Hi, all! I tested topaz method to pick particles. After 2D classification, I found out there are too many false positive particles in the “select 2D classes” job(Good classes: have clear secondary structure in 2D; “false positive” classes: have a little 2D shape but obscure). Particles in 2D good classes (7000 particles) are less than those picked by “Template picking” jobs (18000 particles). The reconstruction of 18000 particles could reach a resolution of 4.2 angstroms while the 7000 particles’ one only reach 6-7angstroms. In one hand, I thought that my input train data had some bad particles. The train data was selected by “Template picking - 2D classification - select”. So I was not sure whether every particle had good quality. In another hand, I thought the quality of micrgraphs was just soso. And I thought manual-picking thousands of fairly good particles would also meet a big problem. And if I need to manualpick to provide a high quality train dataset, how many particles are needed? how many particles per micrographs are needed? Or do someone have other advice?

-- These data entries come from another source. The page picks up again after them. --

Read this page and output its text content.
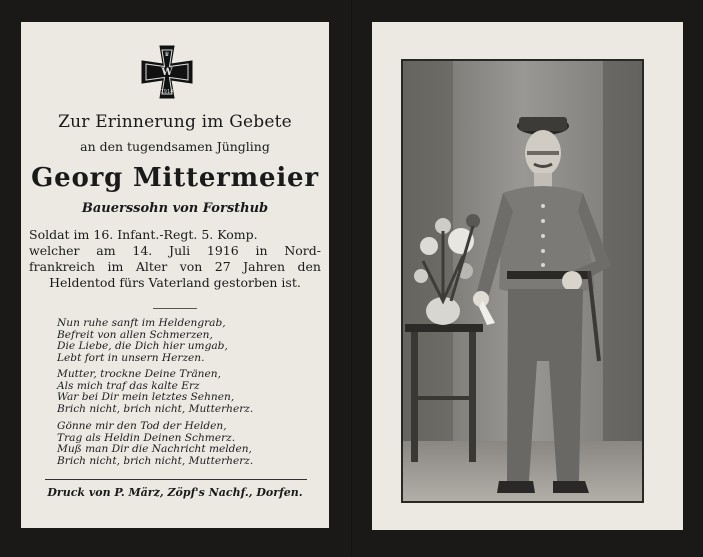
♛
W
1914
Zur Erinnerung im Gebete
an den tugendsamen Jüngling
Georg Mittermeier
Bauerssohn von Forsthub
Soldat im 16. Infant.-Regt. 5. Komp.
welcher am 14. Juli 1916 in Nord-
frankreich im Alter von 27 Jahren den
Heldentod fürs Vaterland gestorben ist.
Nun ruhe sanft im Heldengrab,
Befreit von allen Schmerzen,
Die Liebe, die Dich hier umgab,
Lebt fort in unsern Herzen.
Mutter, trockne Deine Tränen,
Als mich traf das kalte Erz
War bei Dir mein letztes Sehnen,
Brich nicht, brich nicht, Mutterherz.
Gönne mir den Tod der Helden,
Trag als Heldin Deinen Schmerz.
Muß man Dir die Nachricht melden,
Brich nicht, brich nicht, Mutterherz.
Druck von P. März, Zöpf's Nachf., Dorfen.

Based on recommendations from @alexjamesnoble, we have been manually picking 1000-2000 particles for the training set, and while laborious, this does seem to give very good results with Topaz.
To make it easier, we usually do an exploratory run with template or blob picker first, followed by extensive 2D classification, and then sort the resulting mics in Curate Exposures by the number of remaining particles. This allows us to easily select the most efficient group of micrographs to use for manual picking & training (the ones with the most good particles remaining after classification)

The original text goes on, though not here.